I was raised by a feminist mother and (for a little while) a feminist father, with later help from a feminist aunt & uncle, grandparents, and stepfather.  I am shy and hate violence, but for some reason still like to play rock & roll.  I have only ever been in jobs where my supervisors were women (of any preference), except the first job, where my boss was a gay man.  So, that’s growing up without macho crap and working in environments without macho crap.

I don’t buy the Fight Club logic of “I’m wondering whether another woman is what we really need”.  Granted, a psychopath spoke that line, and it was funny in context, but I don’t agree with it.  I resent it when people say superficial things like “be a man, dammit” in situations where it so totally does not apply.  I have many male friends (my brother is still my best friend, as are my bandmates) but have many more female friends, who have always been easier to talk to for some reason.

The girls I’ve dated have always seemed to like me a little less than their moms do, and when they dump me, have invariably been asked “but why?  He was such a Nice Guy”.  Except my current girlfriend, apparently.  She’s put up with my Nice Guy crap for 7 years.  I’ve tried to be a Jerky Guy, but my gigolo days were a terrible failure of a joke.  I’m much better being the dude who hates even calling for a pizza.  It’s bugging someone, you know?  This has also made job interviews and booking gigs more challenging than they should be.

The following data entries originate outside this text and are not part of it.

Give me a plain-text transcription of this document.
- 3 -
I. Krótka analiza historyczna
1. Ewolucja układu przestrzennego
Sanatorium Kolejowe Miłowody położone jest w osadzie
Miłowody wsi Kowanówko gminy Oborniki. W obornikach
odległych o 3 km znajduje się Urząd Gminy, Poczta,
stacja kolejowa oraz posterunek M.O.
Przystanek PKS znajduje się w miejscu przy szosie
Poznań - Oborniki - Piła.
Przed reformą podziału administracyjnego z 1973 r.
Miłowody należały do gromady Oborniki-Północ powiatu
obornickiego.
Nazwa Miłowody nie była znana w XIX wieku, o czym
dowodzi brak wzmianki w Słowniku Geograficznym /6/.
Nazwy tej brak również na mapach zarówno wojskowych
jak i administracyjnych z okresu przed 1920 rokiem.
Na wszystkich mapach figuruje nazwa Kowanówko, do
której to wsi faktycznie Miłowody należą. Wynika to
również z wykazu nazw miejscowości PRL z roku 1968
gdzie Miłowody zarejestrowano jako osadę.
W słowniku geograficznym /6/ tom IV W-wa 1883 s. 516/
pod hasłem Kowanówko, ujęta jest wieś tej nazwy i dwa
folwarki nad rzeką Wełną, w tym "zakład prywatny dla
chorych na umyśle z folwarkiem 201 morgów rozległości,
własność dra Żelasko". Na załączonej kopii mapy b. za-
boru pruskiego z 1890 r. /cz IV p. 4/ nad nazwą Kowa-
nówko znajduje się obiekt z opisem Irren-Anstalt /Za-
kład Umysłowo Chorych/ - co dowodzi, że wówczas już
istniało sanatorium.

Anyway, I guess the point is that I jumped over here cause as a white straight male I don’t understand macho crap, or the need to behave that way.  I just don’t get it.  I’m not done with DKos, though (I do like the orange, you know) because some heavy hitters are still there and hey, it’s an addiction I’m living with.  I don’t like the policing of language as far as what is or isn’t sexist behavior but usually people do it for the right reasons in these contexts so IMO it’s ok to err that way.

Since this has rapidly become All About Me I’ll stop.  I figured if KO can write about video games (kind of) then there will be some tolerance for totally unrelated self-absorption.  I’m not necessarily happy about being a Nice Guy.  It definitely hampers me in many endeavors.  Still, I figured I could get away with some navel-gazing for my first diary here.

Okay.  The last few years were pop albums.  This is Rock.  Thanks for listening.